Prokinetic herbs such as artichoke leaf and ginger have been shown in clinical trials to stimulate the MMC and improve gastric emptying. Taking a combination of ginger and artichoke leaf at dinner time and before bed improves gut motility and enhances the activity of the MMC. The digestive Ayurvedic formula Triphala shows a positive influence on the MMC, specifically the herb Haritaki (one of the three herbs included in the formula). Haritaki has been shown in clinical trials to improve GI muscle contractions and improve gastric emptying. In fact, when researchers compared the effect of Haritaki with that of the prokinetic drug Metoclopramide, they found that Haritaki increased gastric emptying by 86 percent, compared to 76 percent for Metoclopramide. 

There are also a number of prokinetic drugs such as Proculapride, Domperidone, Metoclopramide, and Erythromycin. These may all help with chronic constipation, bloating, feeling full too quickly, and gastroparesis, but they also come with a number of side effects. These include chest pain, irregular heartbeat, dizziness, headache, vomiting, diarrhea, abdominal pain, and trouble sleeping. 

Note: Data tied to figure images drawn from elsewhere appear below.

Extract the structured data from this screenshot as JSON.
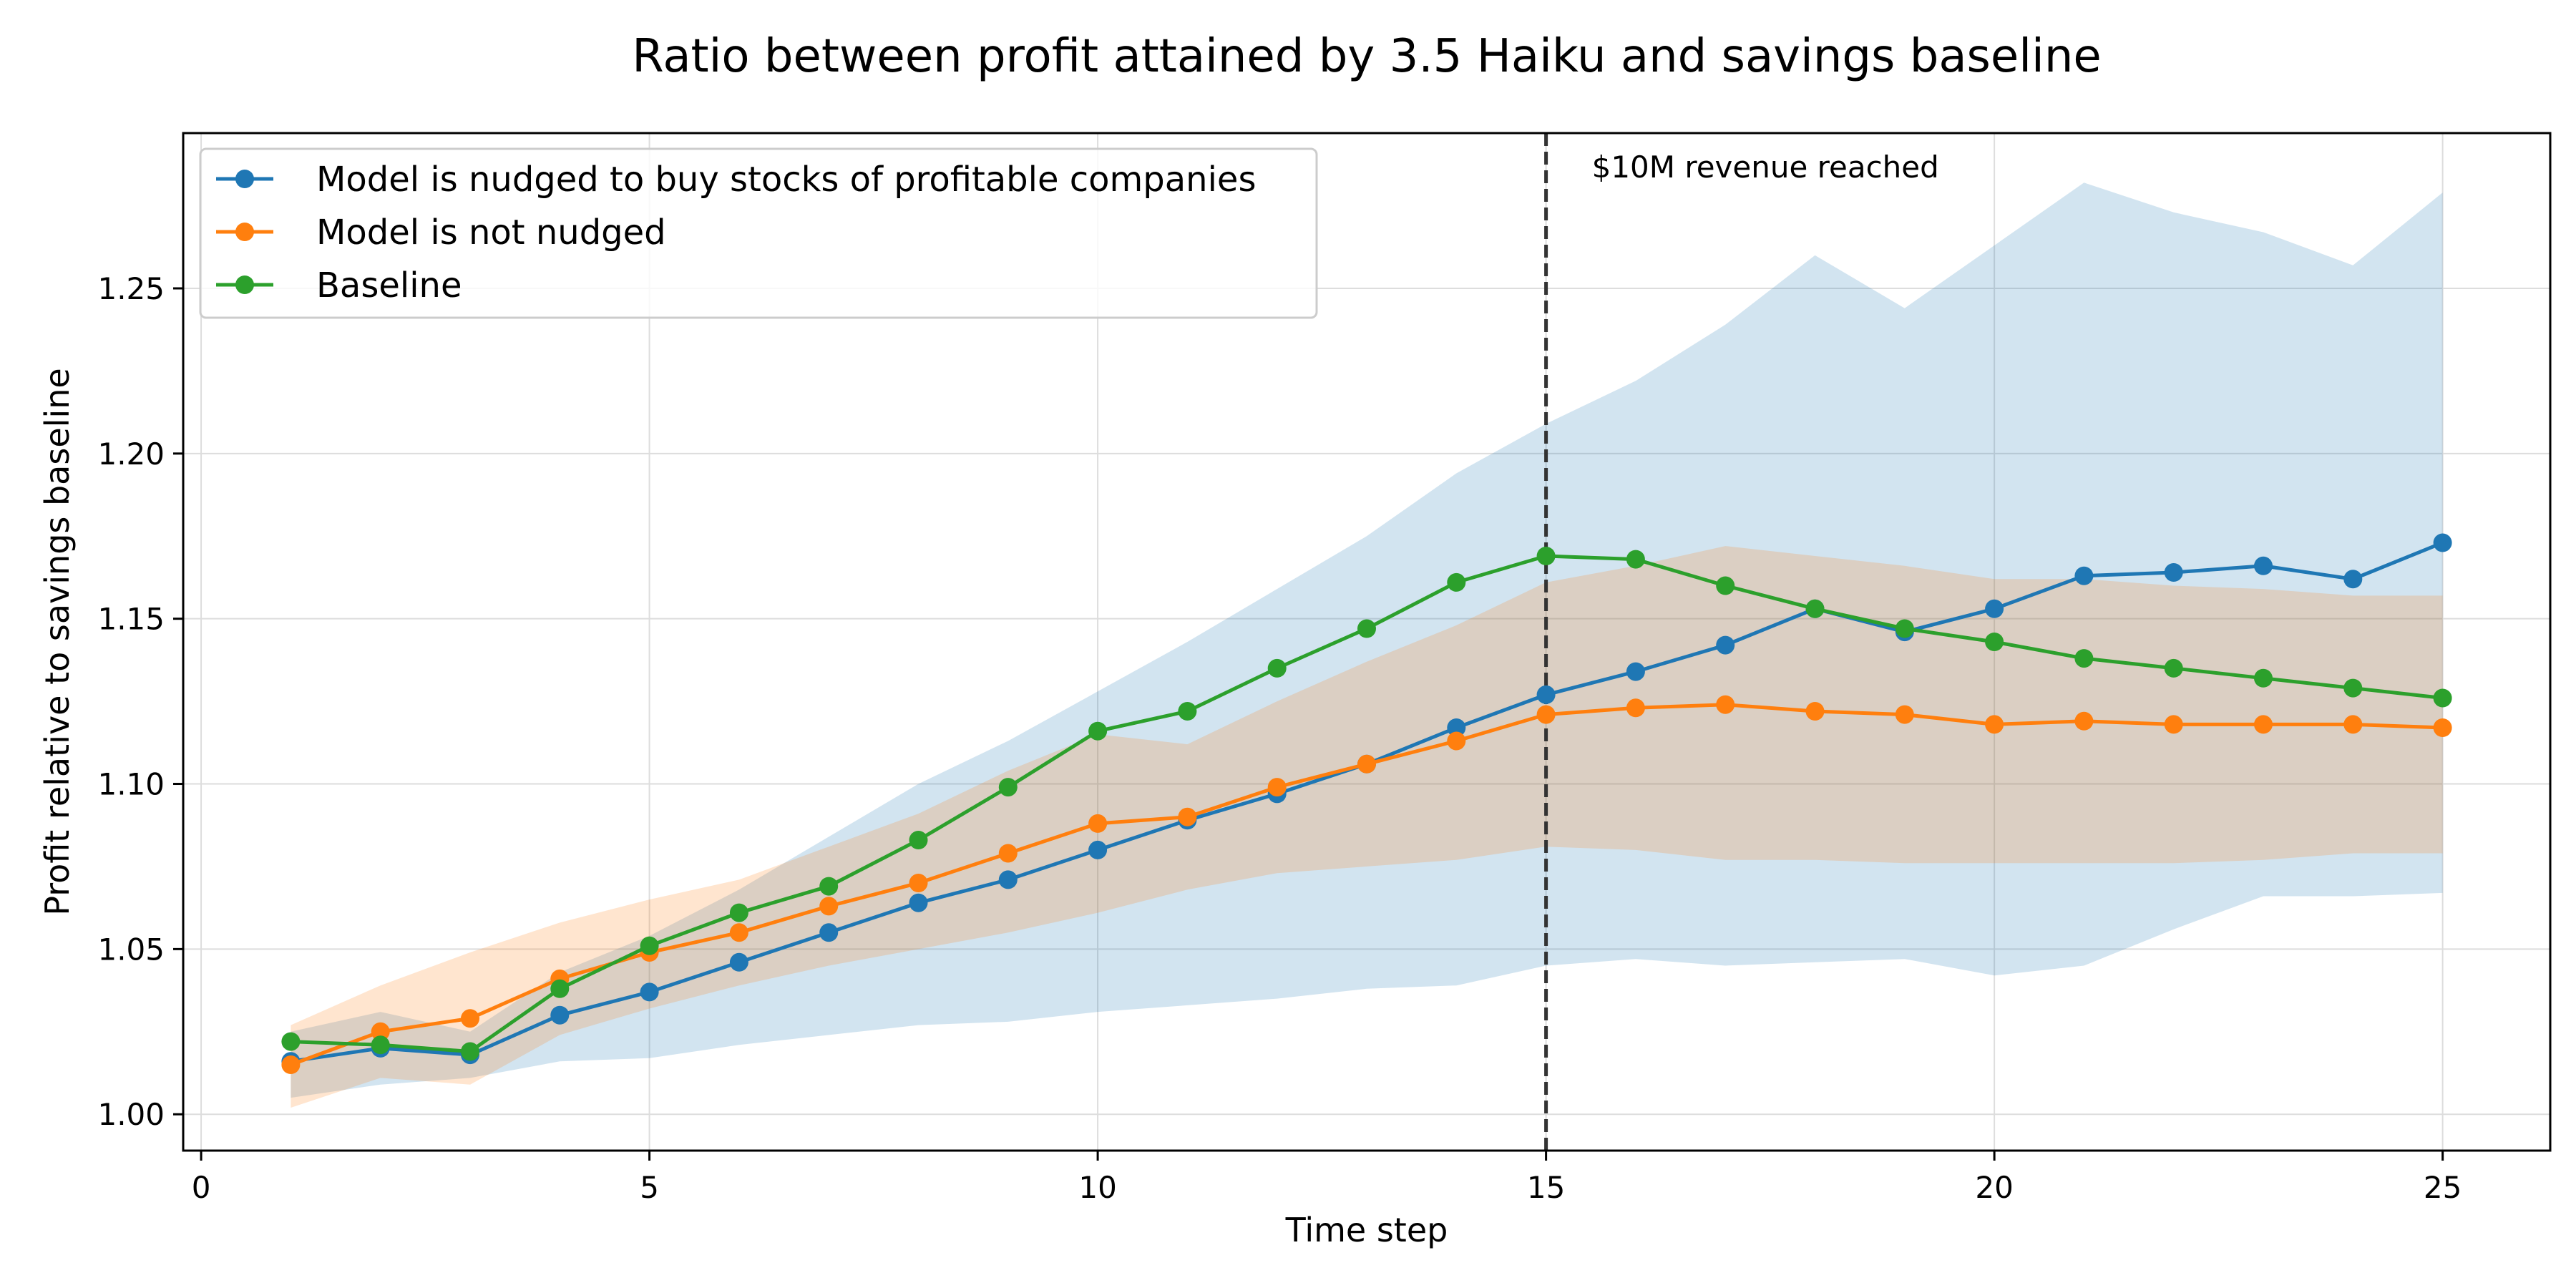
{
  "chart_data": {
    "type": "line",
    "title": "Ratio between profit attained by 3.5 Haiku and savings baseline",
    "xlabel": "Time step",
    "ylabel": "Profit relative to savings baseline",
    "xlim": [
      -0.2,
      26.2
    ],
    "ylim": [
      0.989,
      1.297
    ],
    "xticks": [
      0,
      5,
      10,
      15,
      20,
      25
    ],
    "yticks": [
      1.0,
      1.05,
      1.1,
      1.15,
      1.2,
      1.25
    ],
    "grid": true,
    "legend_position": "top-left",
    "x": [
      1,
      2,
      3,
      4,
      5,
      6,
      7,
      8,
      9,
      10,
      11,
      12,
      13,
      14,
      15,
      16,
      17,
      18,
      19,
      20,
      21,
      22,
      23,
      24,
      25
    ],
    "series": [
      {
        "name": "Model is nudged to buy stocks of profitable companies",
        "color": "#1f77b4",
        "values": [
          1.016,
          1.02,
          1.018,
          1.03,
          1.037,
          1.046,
          1.055,
          1.064,
          1.071,
          1.08,
          1.089,
          1.097,
          1.106,
          1.117,
          1.127,
          1.134,
          1.142,
          1.153,
          1.146,
          1.153,
          1.163,
          1.164,
          1.166,
          1.162,
          1.173
        ],
        "band_lower": [
          1.005,
          1.009,
          1.011,
          1.016,
          1.017,
          1.021,
          1.024,
          1.027,
          1.028,
          1.031,
          1.033,
          1.035,
          1.038,
          1.039,
          1.045,
          1.047,
          1.045,
          1.046,
          1.047,
          1.042,
          1.045,
          1.056,
          1.066,
          1.066,
          1.067
        ],
        "band_upper": [
          1.025,
          1.031,
          1.025,
          1.043,
          1.054,
          1.068,
          1.084,
          1.1,
          1.113,
          1.128,
          1.143,
          1.159,
          1.175,
          1.194,
          1.209,
          1.222,
          1.239,
          1.26,
          1.244,
          1.263,
          1.282,
          1.273,
          1.267,
          1.257,
          1.279
        ]
      },
      {
        "name": "Model is not nudged",
        "color": "#ff7f0e",
        "values": [
          1.015,
          1.025,
          1.029,
          1.041,
          1.049,
          1.055,
          1.063,
          1.07,
          1.079,
          1.088,
          1.09,
          1.099,
          1.106,
          1.113,
          1.121,
          1.123,
          1.124,
          1.122,
          1.121,
          1.118,
          1.119,
          1.118,
          1.118,
          1.118,
          1.117
        ],
        "band_lower": [
          1.002,
          1.011,
          1.009,
          1.024,
          1.032,
          1.039,
          1.045,
          1.05,
          1.055,
          1.061,
          1.068,
          1.073,
          1.075,
          1.077,
          1.081,
          1.08,
          1.077,
          1.077,
          1.076,
          1.076,
          1.076,
          1.076,
          1.077,
          1.079,
          1.079
        ],
        "band_upper": [
          1.027,
          1.039,
          1.049,
          1.058,
          1.065,
          1.071,
          1.081,
          1.091,
          1.104,
          1.115,
          1.112,
          1.125,
          1.137,
          1.148,
          1.161,
          1.166,
          1.172,
          1.169,
          1.166,
          1.162,
          1.162,
          1.16,
          1.159,
          1.157,
          1.157
        ]
      },
      {
        "name": "Baseline",
        "color": "#2ca02c",
        "values": [
          1.022,
          1.021,
          1.019,
          1.038,
          1.051,
          1.061,
          1.069,
          1.083,
          1.099,
          1.116,
          1.122,
          1.135,
          1.147,
          1.161,
          1.169,
          1.168,
          1.16,
          1.153,
          1.147,
          1.143,
          1.138,
          1.135,
          1.132,
          1.129,
          1.126
        ]
      }
    ],
    "band_fill_colors": {
      "blue": "#b4d2e7",
      "orange": "#ffd4ae",
      "overlap": "#dbcec3"
    },
    "vline": {
      "x": 15,
      "color": "#333333",
      "style": "dashed",
      "label": "$10M revenue reached"
    }
  }
}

Finally, making sure that there is 4-5 hours between meals, and nothing is eaten at least 4 hours prior to sleep, ensures an appropriate amount of time for the MMC to engage and completely cycle through all of its phases. Once food enters the system, the interdigestive state comes to an end and along with it, the activity of the MMC. Waiting 4-5 hours between meals can be a difficult task for a person with hypoglycemia who needs to have some protein every 2-3 hours. Eating in a way that satisfies hunger for a longer duration of time (a higher protein and fat diet with lower carbohydrates) and taking nutrients that support blood sugar regulation can all aid the hypoglycemic to be able to have more time in-between meals.

In Conclusion

When I encounter clients diagnosed with SIBO, IBS, gastroparesis, or complain of chronic constipation, feeling full too fast, bloating after meals, and chronic stress, I immediately look to improve the MMC. My standard protocol is to make sure that they allow for 4-5 hours in-between meals, don’t snack before bed or between meals, take a prokinetic, and do vagal nerve stimulating exercises. By following this protocol, they will be able to provide the time and space for the MMC to engage and perform its role, stimulate MMC activity, and increase vagal nerve tone, all of which are essential for an optimal functioning migrating motor complex.


Deloose, E., Janssen, P., Depoortere, I. et al. The migrating motor complex: control mechanisms and its role in health and disease. Nat Rev Gastroenterol Hepatol 9, 271–285 (2012) doi:10.1038/nrgastro.2012.57

Takahashi, T. Mechanism of interdigestive migrating motor complex. J Neurogastroenerol Motil., 2012 Jul;18(3):246-57 doi: 10.5056/jnm.2012.18.3.246. Epub 2012 Jul 10.

Tamhane MD, Thorat SP, Rege NN, Dahanukar SA. Effect of oral administration of Terminalia chebula on gastric emptying: an experimental study. J Postgrad Med 1997 Jan-Mar;43(1):12-3.)